CYBERSECURITYIdentifying Methods to Predict Future Cyberattacks
“Malware” is a big threat for modern society. In 201, 2.8 billion consumer data records were breached, costing more than $654 billion to U.S. organizations, posing a massive industry threat. The numbers have only increased since then. Researchers are investigating ways to accurately predict these attacks.
Malicious software activities, commonly known as “malware,” represent a big threat against modern society.
A UTSA-led research team is investigating ways to accurately predict these attacks. Mechanical Engineering Professor Yusheng Feng and doctoral student Van Trieu-Do in the Margie and Bill Klesse College of Engineering and Integrated Design, in collaboration with professor Shouhuai Xu from the Department of Computer Science at the University of Colorado at Colorado Springs, are studying how to use mathematical tools and computer simulation to foresee cyberattacks.
According to a 2019 report by ForgeRock, 2.8 billion consumer data records were breached in 2018, costing more than $654 billion to U.S. organizations, posing a massive industry threat.
The current pervasive security threats motivated the UTSA researchers to develop and use cyber defense tools and sensors to monitor the threats and collect data, which can be used for various purposes in developing defense mechanisms.

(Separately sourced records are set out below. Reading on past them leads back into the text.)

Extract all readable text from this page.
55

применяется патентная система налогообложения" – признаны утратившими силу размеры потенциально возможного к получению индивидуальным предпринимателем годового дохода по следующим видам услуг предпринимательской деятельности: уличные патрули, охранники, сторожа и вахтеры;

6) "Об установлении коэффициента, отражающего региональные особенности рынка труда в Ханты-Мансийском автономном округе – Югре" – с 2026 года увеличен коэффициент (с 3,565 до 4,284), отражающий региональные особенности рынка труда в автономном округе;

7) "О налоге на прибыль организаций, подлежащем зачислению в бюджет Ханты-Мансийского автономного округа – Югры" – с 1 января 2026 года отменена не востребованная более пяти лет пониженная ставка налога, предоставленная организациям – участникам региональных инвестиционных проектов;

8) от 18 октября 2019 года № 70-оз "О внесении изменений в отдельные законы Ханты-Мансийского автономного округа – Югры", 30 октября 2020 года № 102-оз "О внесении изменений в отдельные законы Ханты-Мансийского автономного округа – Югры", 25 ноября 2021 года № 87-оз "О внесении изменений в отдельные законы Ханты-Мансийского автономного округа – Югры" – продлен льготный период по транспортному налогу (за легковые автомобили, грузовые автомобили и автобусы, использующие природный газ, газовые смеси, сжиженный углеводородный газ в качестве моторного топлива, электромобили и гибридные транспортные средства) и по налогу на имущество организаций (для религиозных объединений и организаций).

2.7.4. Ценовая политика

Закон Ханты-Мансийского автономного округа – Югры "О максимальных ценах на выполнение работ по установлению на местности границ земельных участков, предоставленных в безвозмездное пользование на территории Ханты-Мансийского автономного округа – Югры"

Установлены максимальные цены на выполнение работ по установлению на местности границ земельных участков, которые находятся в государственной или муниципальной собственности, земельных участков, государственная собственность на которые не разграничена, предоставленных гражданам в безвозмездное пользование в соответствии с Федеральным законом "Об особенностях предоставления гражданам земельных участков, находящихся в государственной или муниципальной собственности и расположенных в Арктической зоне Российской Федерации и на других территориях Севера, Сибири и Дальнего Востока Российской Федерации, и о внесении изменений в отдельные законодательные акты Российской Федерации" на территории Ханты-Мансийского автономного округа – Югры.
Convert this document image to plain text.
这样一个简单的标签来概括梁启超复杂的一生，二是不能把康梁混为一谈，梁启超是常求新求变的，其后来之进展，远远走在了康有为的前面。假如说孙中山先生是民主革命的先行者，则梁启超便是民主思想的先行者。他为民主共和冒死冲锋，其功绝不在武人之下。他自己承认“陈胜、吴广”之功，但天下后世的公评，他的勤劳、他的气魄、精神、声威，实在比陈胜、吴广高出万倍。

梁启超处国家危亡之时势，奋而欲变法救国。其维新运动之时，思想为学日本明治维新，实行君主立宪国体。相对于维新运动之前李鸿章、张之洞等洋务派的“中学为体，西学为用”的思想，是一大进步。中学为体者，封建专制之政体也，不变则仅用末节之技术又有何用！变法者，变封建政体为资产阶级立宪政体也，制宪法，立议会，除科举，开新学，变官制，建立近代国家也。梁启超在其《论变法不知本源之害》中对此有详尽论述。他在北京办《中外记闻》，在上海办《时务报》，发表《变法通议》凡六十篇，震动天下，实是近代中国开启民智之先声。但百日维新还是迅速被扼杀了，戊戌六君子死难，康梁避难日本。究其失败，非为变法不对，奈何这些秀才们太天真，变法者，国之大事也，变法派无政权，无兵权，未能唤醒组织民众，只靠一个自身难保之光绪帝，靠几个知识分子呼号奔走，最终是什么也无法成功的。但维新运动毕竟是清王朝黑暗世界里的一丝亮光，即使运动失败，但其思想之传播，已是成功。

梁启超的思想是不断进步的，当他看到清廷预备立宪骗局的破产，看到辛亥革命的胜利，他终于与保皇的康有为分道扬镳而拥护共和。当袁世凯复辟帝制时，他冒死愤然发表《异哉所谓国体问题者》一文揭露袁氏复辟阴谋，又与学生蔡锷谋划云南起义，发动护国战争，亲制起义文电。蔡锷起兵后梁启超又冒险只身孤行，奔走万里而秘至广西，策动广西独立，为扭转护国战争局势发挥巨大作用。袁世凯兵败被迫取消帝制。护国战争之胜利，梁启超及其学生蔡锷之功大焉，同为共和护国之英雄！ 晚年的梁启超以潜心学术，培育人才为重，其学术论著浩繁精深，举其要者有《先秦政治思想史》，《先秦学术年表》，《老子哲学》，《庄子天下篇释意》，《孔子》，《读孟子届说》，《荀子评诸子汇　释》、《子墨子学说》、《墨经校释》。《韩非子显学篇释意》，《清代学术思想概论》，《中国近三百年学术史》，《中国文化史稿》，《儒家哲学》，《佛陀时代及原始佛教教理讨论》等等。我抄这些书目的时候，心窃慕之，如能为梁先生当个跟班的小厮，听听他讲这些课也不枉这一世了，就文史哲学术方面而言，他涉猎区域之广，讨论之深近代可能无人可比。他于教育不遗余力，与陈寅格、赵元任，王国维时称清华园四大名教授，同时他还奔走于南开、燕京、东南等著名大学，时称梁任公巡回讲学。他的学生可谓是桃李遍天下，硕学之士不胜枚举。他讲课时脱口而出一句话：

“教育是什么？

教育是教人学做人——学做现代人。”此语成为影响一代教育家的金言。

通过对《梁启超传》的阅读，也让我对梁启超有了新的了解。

“The current damages call for studies to understand and characterize cyberattacks from different perspectives and at various levels of intrusion. There are multiple variables that go into predicting the potential damage these attacks may cause as the aggressors get more sophisticated,” said Feng.
Using predictive situational awareness analysis, the team studied the distinctive nature of the attacks to accurately predict the threats that target and potentially harm personal devices, servers and networks.
“Most studies on cyberattacks focus on microscopic levels of abstractions, meaning how to defend against a particular attack,” Feng said. “Cyber attackers can successfully break in by exploiting a single weakness in a computer system.”
The study aims to analyze the macroscopic levels of abstractions.
“Such macroscopic-level studies are important because they would offer insights towards holistic solutions to defending cyberattacks,” he added.
Feng explains, “It’s very hard to single out the cause of each attack, however, we have big data with time series for each IP address (location). In this research, we use ‘causality’ when there are inter-relationships among IP addresses that have similar patterns of temporal features for identifying the threat.”
The researchers utilized Granger causality (G-causality) to study the vulnerabilities from a regional perspective of multiple threats, analyzing the cause and effect to identify cyber vulnerabilities or how the infiltrators attack an entity, in this case IP addresses.
G-causality is a statistical concept of causation that is based on prediction, in order to characterize causality, a well-defined mathematical notion has to be established. The research team used Granger causality to determine the nature of the cyberattack signals so the signals can be compared and analyzed in a holistic way.
The team also plans to expand the current body of research and study further on what other kinds of causality will impact users and how to develop the appropriate defense tools to protect against sophisticated attacks.